(Diclaimer: I'm far from an expert in this area, but in my PhD coursework I took a computational linguistics course and a stats for linguistics course.)
This seems like a case of a single categorical dependent variable. For this we used a Pearson chi-squared test to see if distribution differs from what is expected. This requires you to have an expectation. If you don't have one to start out with, equal distribution (or null hypothesis) is a good place to start.
Hypothesis #1 - Equal distribution
So let's hypothesize that these three orthographic forms are in free variation and we have no reason to assume any of them is more likely than the other. So we expect each variant form to account for 1/3 of all occurrences.
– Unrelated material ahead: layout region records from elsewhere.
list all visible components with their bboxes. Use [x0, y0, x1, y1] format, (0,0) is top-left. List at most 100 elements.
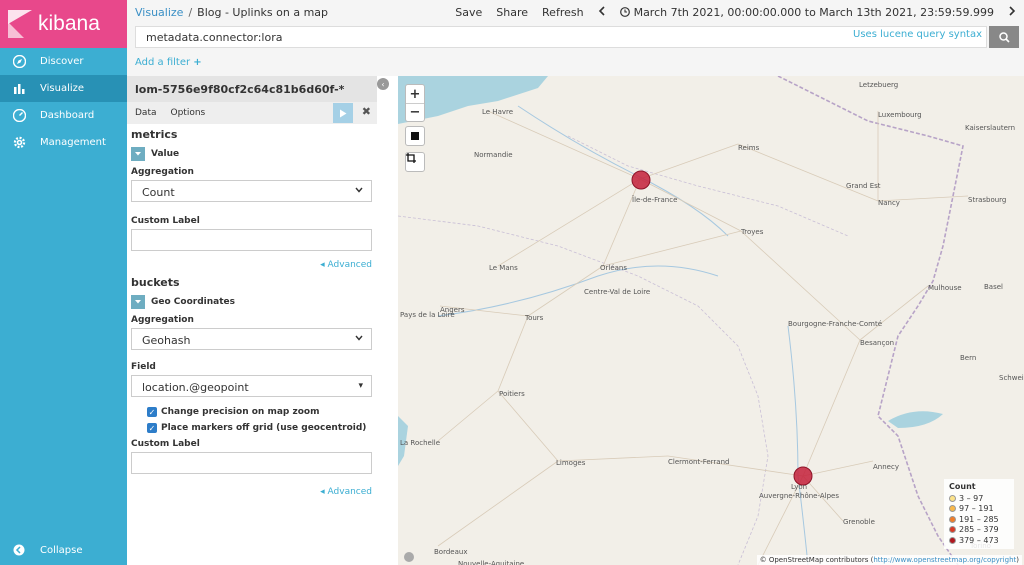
caret-left-icon: ◂ [320, 260, 325, 270]
metric-custom-label-input[interactable] [131, 229, 372, 251]
map-view[interactable]: Luxembourg Letzebuerg Kaiserslautern Strasb… [398, 76, 1024, 565]
bucket-agg-header[interactable]: Geo Coordinates [131, 295, 377, 309]
advanced-label: Advanced [327, 260, 372, 270]
map-place-label: Mulhouse [928, 284, 962, 292]
zoom-out-button[interactable]: − [406, 103, 424, 121]
chevron-down-icon[interactable] [131, 147, 145, 161]
map-place-label: Normandie [474, 151, 513, 159]
map-place-label: Annecy [873, 463, 899, 471]
nav-label: Dashboard [40, 110, 95, 121]
add-filter-button[interactable]: Add a filter + [135, 57, 202, 68]
collapse-editor-button[interactable]: ‹ [377, 78, 389, 90]
metric-advanced-toggle[interactable]: ◂ Advanced [127, 260, 372, 270]
map-place-label: Le Havre [482, 108, 514, 116]
map-attribution: © OpenStreetMap contributors (http://www… [756, 555, 1022, 565]
map-place-label: Luxembourg [878, 111, 922, 119]
field-label: Field [131, 362, 156, 372]
timerange-picker[interactable]: March 7th 2021, 00:00:00.000 to March 13… [619, 6, 994, 19]
map-place-label: Letzebuerg [859, 81, 899, 89]
map-place-label: Orléans [600, 264, 628, 272]
query-bar: metadata.connector:lora Uses lucene quer… [127, 24, 1024, 50]
discard-changes-button[interactable]: ✖ [362, 105, 371, 118]
legend-row: 379 – 473 [949, 535, 1009, 546]
tab-data[interactable]: Data [135, 108, 157, 118]
legend-swatch [949, 494, 956, 502]
change-precision-checkbox[interactable]: ✓ Change precision on map zoom [147, 407, 377, 417]
collapse-label: Collapse [40, 544, 83, 556]
chevron-left-icon [12, 543, 26, 557]
top-actions: Save Share Refresh March 7th 2021, 00:00… [455, 0, 1016, 24]
map-place-label: La Rochelle [400, 439, 441, 447]
legend-row: 285 – 379 [949, 525, 1009, 536]
nav-label: Discover [40, 56, 84, 67]
time-back-button[interactable] [598, 5, 606, 19]
breadcrumb-visualize[interactable]: Visualize [135, 6, 183, 19]
time-forward-button[interactable] [1008, 5, 1016, 19]
map-place-label: Pays de la Loire [400, 311, 455, 319]
share-button[interactable]: Share [496, 6, 528, 19]
draw-shape-button[interactable] [405, 126, 425, 146]
legend-label: 3 – 97 [959, 493, 984, 503]
metric-aggregation-select[interactable]: Count [131, 180, 372, 202]
collapse-button[interactable]: Collapse [0, 541, 127, 559]
legend-row: 97 – 191 [949, 504, 1009, 515]
compass-icon [12, 55, 26, 69]
map-place-label: Auvergne-Rhône-Alpes [759, 492, 839, 500]
tab-options[interactable]: Options [171, 108, 206, 118]
map-place-label: Besançon [860, 339, 895, 347]
map-place-label: Basel [984, 283, 1003, 291]
map-place-label: Lyon [791, 483, 808, 491]
sidebar: kibana Discover Visualize Dashboard Mana… [0, 0, 127, 565]
lucene-syntax-link[interactable]: Uses lucene query syntax [853, 29, 982, 40]
field-select[interactable]: location.@geopoint ▾ [131, 375, 372, 397]
nav-item-visualize[interactable]: Visualize [0, 75, 127, 102]
map-place-label: Grand Est [846, 182, 881, 190]
aggregation-label: Aggregation [131, 315, 194, 325]
map-place-label: Bordeaux [434, 548, 468, 556]
bucket-agg-name: Geo Coordinates [151, 297, 235, 307]
advanced-label: Advanced [327, 487, 372, 497]
play-icon [340, 109, 347, 117]
chevron-down-icon[interactable] [131, 295, 145, 309]
map-place-label: Strasbourg [968, 196, 1007, 204]
zoom-in-button[interactable]: + [406, 85, 424, 103]
chevron-left-icon [598, 5, 605, 16]
nav-item-dashboard[interactable]: Dashboard [0, 102, 127, 129]
search-icon [998, 31, 1010, 43]
map-place-label: Grenoble [843, 518, 875, 526]
attribution-link[interactable]: http://www.openstreetmap.org/copyright [873, 556, 1016, 564]
geocentroid-checkbox[interactable]: ✓ Place markers off grid (use geocentroi… [147, 423, 377, 433]
vis-editor-sidebar: lom-5756e9f80cf2c64c81b6d60f-* Data Opti… [127, 76, 377, 565]
bucket-aggregation-select[interactable]: Geohash [131, 328, 372, 350]
close-icon: ✖ [361, 105, 371, 118]
metric-agg-header[interactable]: Value [131, 147, 377, 161]
bucket-custom-label-input[interactable] [131, 452, 372, 474]
breadcrumb-separator: / [188, 5, 193, 19]
crop-icon [406, 153, 416, 163]
bucket-advanced-toggle[interactable]: ◂ Advanced [127, 487, 372, 497]
legend-swatch [949, 536, 956, 544]
search-button[interactable] [989, 26, 1019, 48]
legend-label: 191 – 285 [959, 514, 999, 524]
editor-tabs: Data Options ✖ [127, 102, 377, 124]
apply-changes-button[interactable] [333, 103, 353, 123]
legend-label: 97 – 191 [959, 504, 994, 514]
nav-item-management[interactable]: Management [0, 129, 127, 156]
caret-down-icon: ▾ [358, 381, 363, 391]
kibana-logo[interactable]: kibana [0, 0, 127, 48]
mapbox-logo-icon [404, 552, 414, 562]
refresh-button[interactable]: Refresh [542, 6, 584, 19]
custom-label-label: Custom Label [131, 216, 200, 226]
index-pattern-title: lom-5756e9f80cf2c64c81b6d60f-* [127, 76, 377, 102]
square-icon [411, 132, 419, 140]
attribution-suffix: ) [1016, 556, 1019, 564]
map-place-label: Nancy [878, 199, 900, 207]
fit-bounds-button[interactable] [405, 152, 425, 172]
chevron-left-icon: ‹ [381, 79, 385, 89]
custom-label-label: Custom Label [131, 439, 200, 449]
nav-item-discover[interactable]: Discover [0, 48, 127, 75]
map-place-label: Nouvelle-Aquitaine [458, 560, 525, 565]
save-button[interactable]: Save [455, 6, 482, 19]
buckets-title: buckets [131, 276, 180, 289]
map-basemap [398, 76, 969, 565]
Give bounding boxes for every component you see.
It's easy to calculate the significance in R (with RStudio).
For firefighter:
> FFs = c(3349, 336, 1338) # the observed distribution
> names(FFs)<-c("firefighter", "fire-fighter", "fire fighter") # add labels
> chisq.test(FFs, p=c(1/3, 1/3, 1/3)) # expecting equal distribution
Chi-squared test for given probabilities
data: FFs
X-squared = 2812.3, df = 2, p-value < 2.2e-16
And for fireplace:
> FPs = c(12133, 95, 1369)
> names(FPs)<-c("fireplace", "fire-place", "fire place")
> chisq.test(FPs, p=c(1/3, 1/3, 1/3))
Chi-squared test for given probabilities
data: FPs
X-squared = 19298, df = 2, p-value < 2.2e-16
These are huge effects. This data has 2 degrees of freedom (df = the number of categories - 1) and so a chi-squared score above 4.605 has statistical significance. A score of 13.8 has a p-value of 0.001. So this is huge.
But this was a very simplified test, and to really get at this problem, you'd probably want to take a more nuanced approach. You could collect data on several compounds that have hyphenated and spaced variations and look at the overall distribution to get a more realistic set of expected values (the p=c(x,y,z)
argument in the function).
Hypothesis #2 - Distributed similarly to fireplace, fire-place, fire place
As a one-step-forward example, we could use the distribution of fireplace terms as our expected distribution for firefighter.
> FFs.exp<-c(FPs/sum(FPs)) # this takes the count of each fireplace variant and divides it by the total number of occurrences
> chisq.test(FFs, p=FFs.exp)
Chi-squared test for given probabilities
data: FFs
X-squared = 4236.1, df = 2, p-value < 2.2e-16
So here too, the difference in distribution of the three variants is incredibly significant. What this test doesn't tell you is which form is marked. For that, you only need look at the raw frequencies compared to the expected frequencies.
> FFs
firefighter fire-fighter fire fighter
3349 336 1338
> c(sum(FFs)*FFs.exp)
fireplace fire-place fire place
4482.16952 35.09487 505.73560
Here the hyphenated and spaced forms are more frequent than expected. So what this test is showing us is that the hyphenated and spaced forms are much less marked for firefighter than comparable forms for fireplace are.
Note about R
I realize this is a lot of code, and if you're not used to working with R, it's not the most intuitive programming language to read. But Stefan TH. Gries has two good books on linguistics with R if you're interested: Quantitative Corpus Linguistics with R and Statistics for Linguistics with R.
There are a lot of good Python resources out there too, if you'd like to work with a more human-readable programming language. But for statistics, R is really the best.